Saremi was initially sentenced to one year in prison but was re-arrested sometime after his release in 2007 and accused of personally supporting the MEK. His subsequent execution was carried out abruptly and with little warning, as is typical of politically motivated executions in Iran. But Amnesty International’s statement could have served as a warning to the international community regarding the potential for further such executions. Yet the relative lack of response made the Iranian judiciary feel comfortable proceeding with the executions of Jafar Kazemi and Mohammad Haj-Aqai in January 2011. They, too, had been condemned as enemies of God simply for having visited Camp Ashraf.
There are many stories like this, and many others of people who have suffered lesser punishments simply for being related to supporters of the MEK. Gholam Hossein Sadeghi’s son remains in prison today, more than seven years after his memorial service, and the regime’s authorities have confiscated the family’s home and most of its property.

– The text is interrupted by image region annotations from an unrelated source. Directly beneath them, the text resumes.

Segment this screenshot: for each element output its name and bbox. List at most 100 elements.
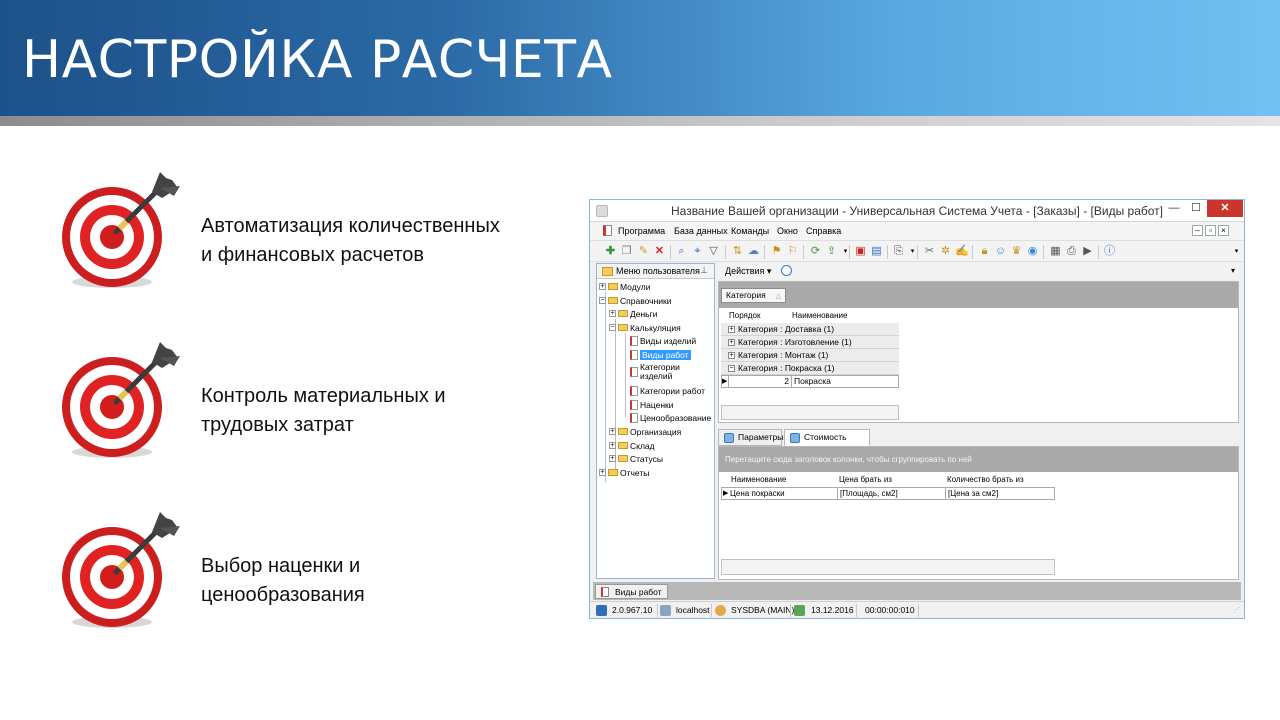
group-row[interactable]: + Категория : Доставка (1) — [721, 323, 899, 336]
tree-item-product-types[interactable]: Виды изделий — [630, 335, 696, 346]
column-header-qty-from[interactable]: Количество брать из — [947, 475, 1024, 484]
app-window: Название Вашей организации - Универсальн… — [589, 199, 1245, 619]
expand-icon[interactable]: + — [609, 428, 616, 436]
minimize-button[interactable]: — — [1164, 200, 1184, 217]
tree-item-pricing[interactable]: Ценообразование — [630, 412, 711, 423]
group-chip-category[interactable]: Категория △ — [721, 288, 787, 303]
maximize-button[interactable]: ☐ — [1186, 200, 1206, 217]
edit-icon[interactable]: ✎ — [637, 245, 650, 258]
filter-icon[interactable]: ▽ — [707, 245, 720, 258]
cell-name[interactable]: Цена покраски — [730, 488, 785, 499]
menu-window[interactable]: Окно — [777, 226, 798, 236]
resize-grip-icon[interactable]: ⋰ — [1233, 606, 1240, 614]
tree-item-calculation[interactable]: − Калькуляция — [609, 322, 681, 333]
tree-item-markups[interactable]: Наценки — [630, 399, 674, 410]
comment-icon[interactable]: ☁ — [747, 245, 760, 258]
calendar-icon[interactable]: ▦ — [1049, 245, 1062, 258]
new-window-icon[interactable]: ▣ — [854, 245, 867, 258]
tree-label: Ценообразование — [640, 412, 712, 423]
expand-icon[interactable]: + — [728, 352, 735, 360]
actions-dropdown[interactable]: Действия ▾ — [725, 266, 771, 277]
print-icon[interactable]: ⎙ — [1065, 245, 1078, 258]
rights-icon[interactable]: ♛ — [1010, 245, 1023, 258]
add-icon[interactable]: ✚ — [604, 245, 617, 258]
document-tab-work-types[interactable]: Виды работ — [595, 584, 668, 599]
column-header-order[interactable]: Порядок — [729, 311, 761, 320]
menu-help[interactable]: Справка — [806, 226, 841, 236]
collapse-icon[interactable]: − — [609, 324, 616, 332]
collapse-icon[interactable]: − — [599, 297, 606, 305]
tree-item-work-categories[interactable]: Категории работ — [630, 385, 705, 396]
expand-icon[interactable]: + — [599, 283, 606, 291]
exit-icon[interactable]: ⎘ — [892, 245, 905, 258]
group-row[interactable]: + Категория : Изготовление (1) — [721, 336, 899, 349]
tree-item-product-categories[interactable]: Категории изделий — [630, 363, 680, 381]
column-header-name[interactable]: Наименование — [792, 311, 847, 320]
copy-icon[interactable]: ❐ — [620, 245, 633, 258]
cell-name[interactable]: Покраска — [794, 376, 831, 387]
tree-label-selected: Виды работ — [640, 349, 691, 360]
window-titlebar[interactable]: Название Вашей организации - Универсальн… — [590, 200, 1244, 222]
column-header-name[interactable]: Наименование — [731, 475, 786, 484]
clock-icon[interactable] — [781, 265, 792, 276]
tree-item-work-types[interactable]: Виды работ — [630, 349, 691, 360]
group-icon[interactable]: ⚐ — [786, 245, 799, 258]
menu-program[interactable]: Программа — [618, 226, 665, 236]
mdi-close-icon[interactable]: × — [1218, 225, 1229, 236]
tree-item-organization[interactable]: + Организация — [609, 426, 681, 437]
tree-label: Отчеты — [620, 467, 650, 478]
find-next-icon[interactable]: ⌖ — [691, 245, 704, 258]
menu-commands[interactable]: Команды — [731, 226, 769, 236]
cell-qty-from[interactable]: [Цена за см2] — [948, 488, 998, 499]
window-list-icon[interactable]: ▤ — [870, 245, 883, 258]
users-icon[interactable]: ☺ — [994, 245, 1007, 258]
table-row[interactable]: ▶ 2 Покраска — [721, 375, 899, 388]
mdi-minimize-icon[interactable]: – — [1192, 225, 1203, 236]
pin-icon[interactable]: ⊥ — [700, 265, 708, 276]
group-row-label: Категория : Доставка (1) — [738, 324, 835, 334]
expand-icon[interactable]: + — [728, 326, 735, 334]
expand-icon[interactable]: + — [599, 469, 606, 477]
export-icon[interactable]: ⇪ — [825, 245, 838, 258]
refresh-icon[interactable]: ⟳ — [809, 245, 822, 258]
close-button[interactable]: ✕ — [1207, 200, 1243, 217]
expand-icon[interactable]: + — [609, 310, 616, 318]
tree-item-statuses[interactable]: + Статусы — [609, 453, 663, 464]
expand-icon[interactable]: + — [609, 442, 616, 450]
search-icon[interactable]: ⌕ — [675, 245, 688, 258]
menu-database[interactable]: База данных — [674, 226, 728, 236]
tree-item-references[interactable]: − Справочники — [599, 295, 672, 306]
expand-icon[interactable]: + — [609, 455, 616, 463]
table-row[interactable]: ▶ Цена покраски [Площадь, см2] [Цена за … — [721, 487, 1055, 500]
tree-item-warehouse[interactable]: + Склад — [609, 440, 655, 451]
tools-icon[interactable]: ✂ — [923, 245, 936, 258]
group-drop-hint[interactable]: Перетащите сюда заголовок колонки, чтобы… — [719, 447, 1238, 472]
lock-icon[interactable]: 🔒︎ — [978, 245, 991, 258]
column-header-price-from[interactable]: Цена брать из — [839, 475, 892, 484]
tree-item-modules[interactable]: + Модули — [599, 281, 650, 292]
target-dart-icon — [62, 512, 180, 628]
actions-overflow-icon[interactable]: ▾ — [1231, 266, 1235, 275]
group-row[interactable]: + Категория : Монтаж (1) — [721, 349, 899, 362]
preview-icon[interactable]: ▶ — [1081, 245, 1094, 258]
cell-price-from[interactable]: [Площадь, см2] — [840, 488, 898, 499]
tree-icon[interactable]: ⚑ — [770, 245, 783, 258]
toolbar-overflow-icon[interactable]: ▾ — [1230, 245, 1243, 258]
collapse-icon[interactable]: − — [728, 365, 735, 373]
tab-work-cost[interactable]: Стоимость работ — [784, 429, 870, 457]
expand-icon[interactable]: + — [728, 339, 735, 347]
tree-item-money[interactable]: + Деньги — [609, 308, 657, 319]
group-row[interactable]: − Категория : Покраска (1) — [721, 362, 899, 375]
info-icon[interactable]: ⓘ — [1103, 245, 1116, 258]
delete-icon[interactable]: ✕ — [653, 245, 666, 258]
sort-icon[interactable]: ⇅ — [731, 245, 744, 258]
settings-icon[interactable]: ✲ — [939, 245, 952, 258]
group-panel: Категория △ — [719, 282, 1238, 308]
cell-order[interactable]: 2 — [722, 376, 792, 387]
notes-icon[interactable]: ✍ — [955, 245, 969, 258]
db-icon[interactable]: ◉ — [1026, 245, 1039, 258]
export-dropdown-icon[interactable]: ▾ — [839, 245, 852, 258]
tree-item-reports[interactable]: + Отчеты — [599, 467, 649, 478]
mdi-restore-icon[interactable]: ▫ — [1205, 225, 1216, 236]
tab-parameters[interactable]: Параметры — [718, 429, 783, 446]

In a nutshell, the price of supporting the Iranian resistance and its cause of freedom and democracy in Iran is extremely high. Yet the uprisings in January 2018 and November 2019 speech for themselves. There is a powerful undercurrent of support for the Iranian resistance and its struggle for freedom running through Iranian society. These activities are capable of challenging that regime’s hold on power. One can only imagine how much greater this capability would be if the international community acknowledged the situation, and recognize the Iranian people’s right to resistance and overthrowing this regime.